Au total, la production mondiale de pétrole s’est accrue de 2,6 mbj en 2015 pour atteindre 96,31 mbj, après une hausse de 2,4 mbj l’année précédente, a détaillé le bras énergétique des pays développés de l’Organisation de coopération et de développement économiques (OCDE). Les pays de l’OPEP, Arabie saoudite en tête, ont pompé quelque 32 mbj en moyenne l’an dernier, soit 1 mbj de plus sur un an. Les pays hors cartel ont eux écoulé 57,6 mbj, grâce notamment à « une production américaine obstinément robuste » malgré la chute de près de 70 % du nombre de puits d’extraction en activité.

La consommation de pétrole s’est également inscrite en hausse, mais à un rythme moins soutenu (+1,7 mbj), s’établissant à 94,5 mbj l’an dernier, contre 92,8 mbj en 2014. La croissance de la demande a fortement ralenti au quatrième trimestre, en raison d’un début d’hiver clément dans l’hémisphère nord et de perspectives économiques plus sombres en Chine, au Brésil, en Russie et dans d’autres économies très dépendantes des cours des matières premières.

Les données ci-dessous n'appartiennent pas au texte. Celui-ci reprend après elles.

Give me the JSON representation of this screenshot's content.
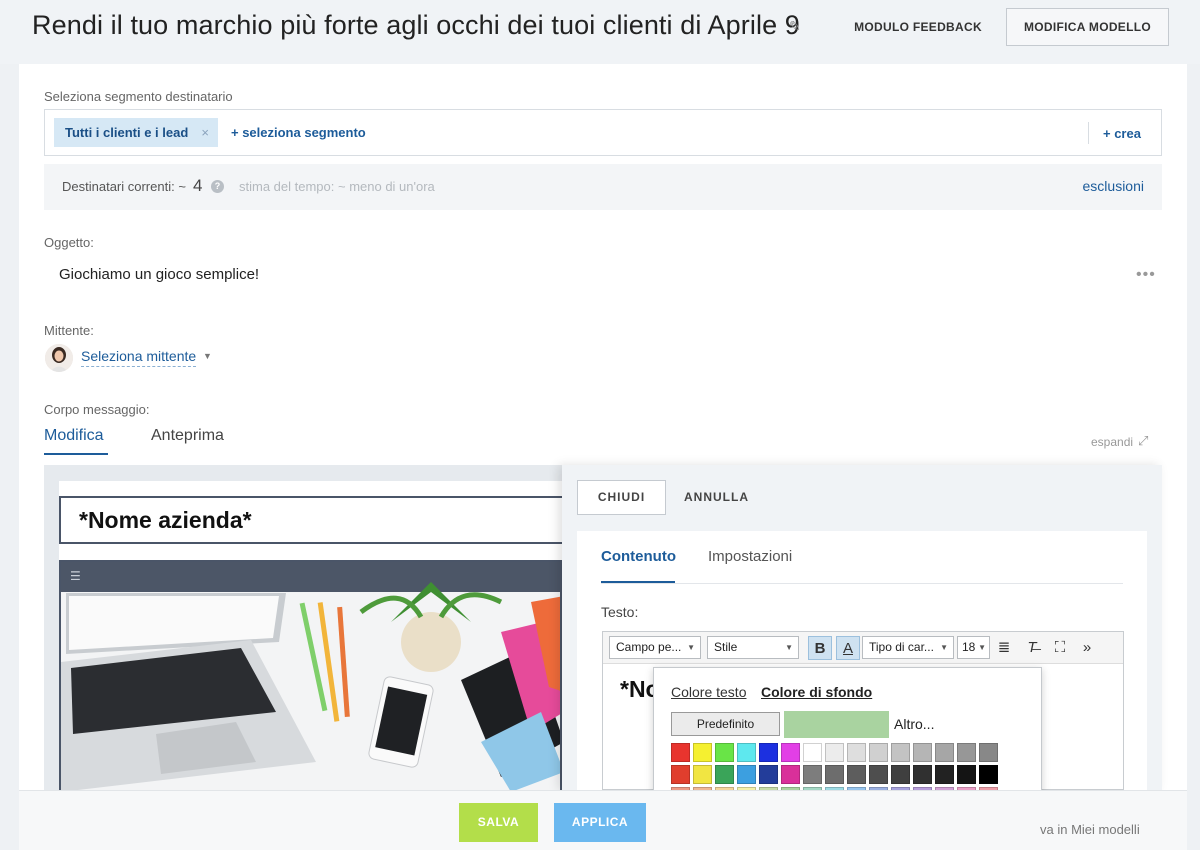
{
  "header": {
    "title": "Rendi il tuo marchio più forte agli occhi dei tuoi clienti di Aprile 9",
    "feedback_label": "MODULO FEEDBACK",
    "modify_template_label": "MODIFICA MODELLO"
  },
  "audience": {
    "label": "Seleziona segmento destinatario",
    "selected_segment": "Tutti i clienti e i lead",
    "add_segment_label": "+ seleziona segmento",
    "create_label": "+ crea",
    "recipients_label": "Destinatari correnti: ~",
    "recipients_count": "4",
    "time_estimate": "stima del tempo: ~ meno di un'ora",
    "exclusions_label": "esclusioni"
  },
  "subject": {
    "label": "Oggetto:",
    "value": "Giochiamo un gioco semplice!"
  },
  "sender": {
    "label": "Mittente:",
    "select_label": "Seleziona mittente"
  },
  "body": {
    "label": "Corpo messaggio:",
    "tabs": [
      "Modifica",
      "Anteprima"
    ],
    "expand_label": "espandi",
    "preview_company": "*Nome azienda*"
  },
  "side_panel": {
    "close_label": "CHIUDI",
    "cancel_label": "ANNULLA",
    "tabs": [
      "Contenuto",
      "Impostazioni"
    ],
    "text_label": "Testo:",
    "toolbar": {
      "field_select": "Campo pe...",
      "style_select": "Stile",
      "font_select": "Tipo di car...",
      "size_select": "18",
      "more": "»"
    },
    "editor_text": "*No"
  },
  "color_picker": {
    "tab_text_color": "Colore testo",
    "tab_bg_color": "Colore di sfondo",
    "default_label": "Predefinito",
    "more_label": "Altro...",
    "current_color": "#a9d3a0",
    "swatches": [
      [
        "#e8342e",
        "#f5f030",
        "#69e447",
        "#5ee8ee",
        "#1c30e0",
        "#e23fe6",
        "#ffffff",
        "#ececec",
        "#dedede",
        "#d0d0d0",
        "#c3c3c3",
        "#b5b5b5",
        "#a6a6a6",
        "#979797",
        "#888888"
      ],
      [
        "#e03e2d",
        "#f1e542",
        "#3aa459",
        "#3c9fe0",
        "#233d9a",
        "#d9309a",
        "#7d7d7d",
        "#6d6d6d",
        "#5d5d5d",
        "#4e4e4e",
        "#3f3f3f",
        "#303030",
        "#222222",
        "#141414",
        "#000000"
      ],
      [
        "#ec9a85",
        "#efb795",
        "#f5d59c",
        "#f5f0a8",
        "#c8dca8",
        "#a9d3a0",
        "#a4d8c5",
        "#9ddbe4",
        "#97c5ee",
        "#9bb0e1",
        "#a7a2dd",
        "#b79ddb",
        "#d2a1d5",
        "#eb9fc6",
        "#ee9ea8"
      ],
      [
        "#e66650",
        "#ea8f5a",
        "#f2ba60",
        "#f5ec70",
        "#a9cc70",
        "#74c477",
        "#6fcab0",
        "#61c4dd",
        "#5f9fe3",
        "#6080d2",
        "#7a71cf",
        "#9466cb",
        "#c06cc4",
        "#e069a8",
        "#e56879"
      ],
      [
        "#d63d2d",
        "#e26a2c",
        "#eea231",
        "#f2e43c",
        "#84b63e",
        "#3fae4a",
        "#3eb38f",
        "#2fa7c9",
        "#2973c9",
        "#2e4fb6",
        "#4a3fb3",
        "#6b3aad",
        "#a03da8",
        "#cf3b8c",
        "#d93c56"
      ]
    ]
  },
  "footer": {
    "save_label": "SALVA",
    "apply_label": "APPLICA",
    "save_template_label": "va in Miei modelli"
  }
}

En 2016, la hausse de la demande sera un peu moins forte que prévu, du fait aussi d’un renchérissement du dollar, selon l’AIE. Celle-ci a révisé en légère baisse sa prévision, à 95,7 mbj, contre 95,8 mbj précédemment.

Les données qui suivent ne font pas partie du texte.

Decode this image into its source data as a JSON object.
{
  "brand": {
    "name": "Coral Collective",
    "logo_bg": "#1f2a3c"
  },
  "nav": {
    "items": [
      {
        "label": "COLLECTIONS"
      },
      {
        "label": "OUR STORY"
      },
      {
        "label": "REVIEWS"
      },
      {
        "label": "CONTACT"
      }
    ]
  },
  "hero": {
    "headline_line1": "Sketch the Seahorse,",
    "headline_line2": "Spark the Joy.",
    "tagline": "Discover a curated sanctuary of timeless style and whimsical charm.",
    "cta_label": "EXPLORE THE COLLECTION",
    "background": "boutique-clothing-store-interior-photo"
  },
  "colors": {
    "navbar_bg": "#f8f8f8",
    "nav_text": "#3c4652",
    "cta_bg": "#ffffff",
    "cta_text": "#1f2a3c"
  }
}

Le Fonds monétaire international, qui a abaissé mardi ses prévisions de croissance pour cette année et la suivante, a estimé que les effets positifs de la chute de l’or noir s’atténuaient à mesure qu’augmentaient les pertes des pays producteurs et que fondaient les investissements dans l’exploration et la production de pétrole et de gaz.

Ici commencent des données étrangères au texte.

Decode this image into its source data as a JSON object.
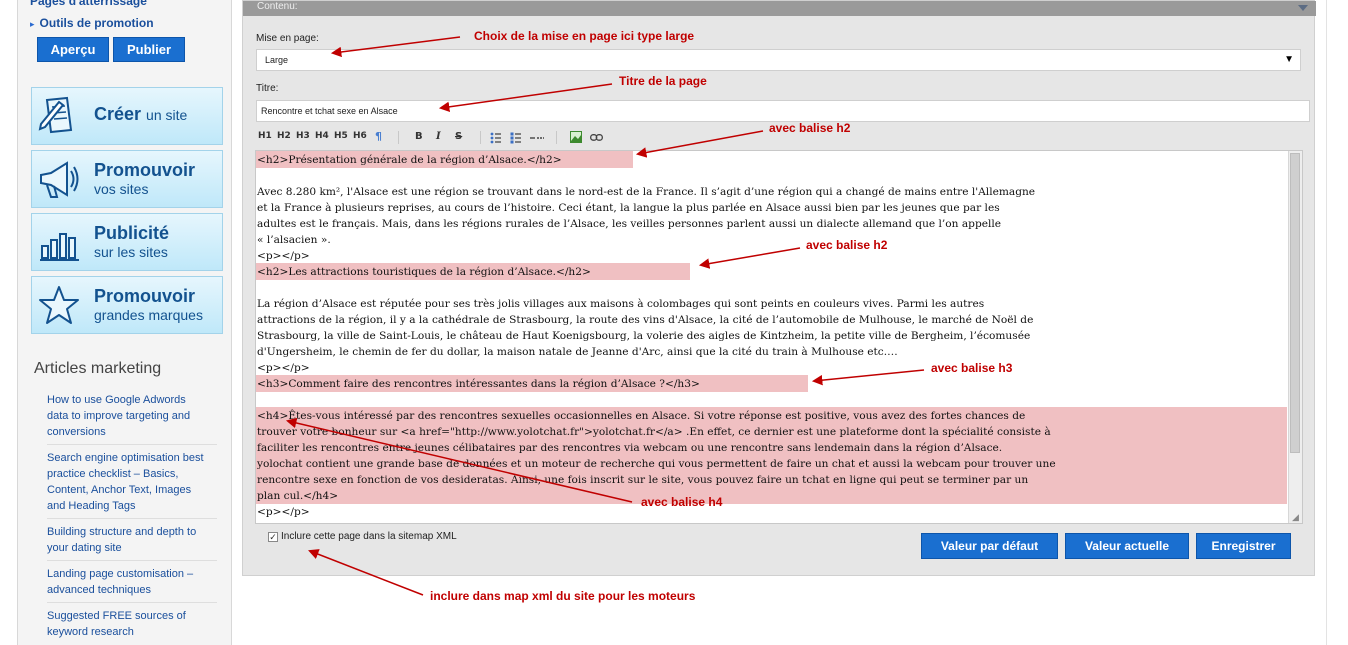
{
  "sidebar": {
    "cut_link": "Pages d'atterrissage",
    "promo_link": "Outils de promotion",
    "preview_button": "Aperçu",
    "publish_button": "Publier",
    "tiles": [
      {
        "title": "Créer",
        "subtitle": "un site",
        "icon": "document-pencil-icon"
      },
      {
        "title": "Promouvoir",
        "subtitle": "vos sites",
        "icon": "megaphone-icon"
      },
      {
        "title": "Publicité",
        "subtitle": "sur les sites",
        "icon": "bar-chart-icon"
      },
      {
        "title": "Promouvoir",
        "subtitle": "grandes marques",
        "icon": "star-icon"
      }
    ],
    "articles_title": "Articles marketing",
    "articles": [
      {
        "lines": [
          "How to use Google Adwords",
          "data to improve targeting and",
          "conversions"
        ]
      },
      {
        "lines": [
          "Search engine optimisation best",
          "practice checklist – Basics,",
          "Content, Anchor Text, Images",
          "and Heading Tags"
        ]
      },
      {
        "lines": [
          "Building structure and depth to",
          "your dating site"
        ]
      },
      {
        "lines": [
          "Landing page customisation –",
          "advanced techniques"
        ]
      },
      {
        "lines": [
          "Suggested FREE sources of",
          "keyword research"
        ]
      }
    ]
  },
  "panel": {
    "header": "Contenu:",
    "layout_label": "Mise en page:",
    "layout_value": "Large",
    "title_label": "Titre:",
    "title_value": "Rencontre et tchat sexe en Alsace",
    "toolbar": [
      "H1",
      "H2",
      "H3",
      "H4",
      "H5",
      "H6",
      "¶",
      "B",
      "I",
      "S"
    ],
    "editor_lines": [
      "<h2>Présentation générale de la région d’Alsace.</h2>",
      "",
      "Avec 8.280 km², l'Alsace est une région se trouvant dans le nord-est de la France. Il s’agit d’une région qui a changé de mains entre l'Allemagne",
      "et la France à plusieurs reprises, au cours de l’histoire. Ceci étant, la langue la plus parlée en Alsace aussi bien par les jeunes que par les",
      "adultes est le français. Mais, dans les régions rurales de l’Alsace, les veilles personnes parlent aussi un dialecte allemand que l’on appelle",
      "« l’alsacien ».",
      "<p></p>",
      "<h2>Les attractions touristiques de la région d’Alsace.</h2>",
      "",
      "La région d’Alsace est réputée pour ses très jolis villages aux maisons à colombages qui sont peints en couleurs vives. Parmi les autres",
      "attractions de la région, il y a la cathédrale de Strasbourg, la route des vins d'Alsace, la cité de l’automobile de Mulhouse, le marché de Noël de",
      "Strasbourg, la ville de Saint-Louis, le château de Haut Koenigsbourg, la volerie des aigles de Kintzheim, la petite ville de Bergheim, l’écomusée",
      "d'Ungersheim, le chemin de fer du dollar, la maison natale de Jeanne d'Arc, ainsi que la cité du train à Mulhouse etc.…",
      "<p></p>",
      "<h3>Comment faire des rencontres intéressantes dans la région d’Alsace ?</h3>",
      "",
      "<h4>Êtes-vous intéressé par des rencontres sexuelles occasionnelles en Alsace. Si votre réponse est positive, vous avez des fortes chances de",
      "trouver votre bonheur sur <a href=\"http://www.yolotchat.fr\">yolotchat.fr</a> .En effet, ce dernier est une plateforme dont la spécialité consiste à",
      "faciliter les rencontres entre jeunes célibataires par des rencontres via webcam ou une rencontre sans lendemain dans la région d’Alsace.",
      "yolochat contient une grande base de données et un moteur de recherche qui vous permettent de faire un chat et aussi la webcam pour trouver une",
      "rencontre sexe en fonction de vos desideratas. Ainsi, une fois inscrit sur le site, vous pouvez faire un tchat en ligne qui peut se terminer par un",
      "plan cul.</h4>",
      "<p></p>"
    ],
    "sitemap_label": "Inclure cette page dans la sitemap XML",
    "sitemap_checked": true,
    "buttons": {
      "default": "Valeur par défaut",
      "current": "Valeur actuelle",
      "save": "Enregistrer"
    }
  },
  "annotations": {
    "layout": "Choix de la mise en page ici  type large",
    "title": "Titre de la page",
    "h2a": "avec balise h2",
    "h2b": "avec balise h2",
    "h3": "avec balise h3",
    "h4": "avec balise h4",
    "sitemap": "inclure dans map xml du site pour les moteurs"
  },
  "colors": {
    "accent_blue": "#1a6fd0",
    "highlight": "#f0c0c2",
    "annotation_red": "#c00000",
    "tile_text": "#13528f"
  }
}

Les résultats de Total ont baissé de plus de 20 %

Paris — Les résultats du géant pétrolier français Total se sont repliés de plus de 20 % en 2015 dans le sillage de la dégringolade des cours du pétrole, a déclaré son p.-d.g. Patrick Pouyanné mardi, tout en insistant sur la bonne résistance de son groupe dans ce contexte difficile. « Les résultats de Total résistent, parce que non seulement on est dans la production de pétrole, mais aussi dans la transformation, dans le raffinage, dans la distribution. On est dans toute la chaîne », a expliqué M. Pouyanné sur la radio française Europe 1. «Mais en même temps nos résultats baissent. Ils vont baisser d’un peu plus de 20 % cette année quand le prix du pétrole baisse de 50. Nous résistons mais nous baissons», a-t-il ajouté.

Face à la chute des cours du brut, qui ont perdu plus de deux tiers de leur valeur depuis mi-2014, le groupe français avait amplifié sa stratégie de rigueur en annonçant en septembre dernier un nouveau tour de vis pour réduire ses coûts et ses investissements. Le groupe pétrolier et gazier ne prévoit plus d’investir que 20 à 21 milliards de dollars en 2016, puis 17 à 19 milliards à partir de 2017, contre 23 à 24 milliards cette année. Il entend aussi réduire ses coûts opérationnels de 3 milliards de dollars en 2017 et de céder pour 10 milliards de dollars d’actif. En parallèle, il diminue ses effectifs de 2000 personnes (sur environ 100 000 salariés) en gelant les embauches.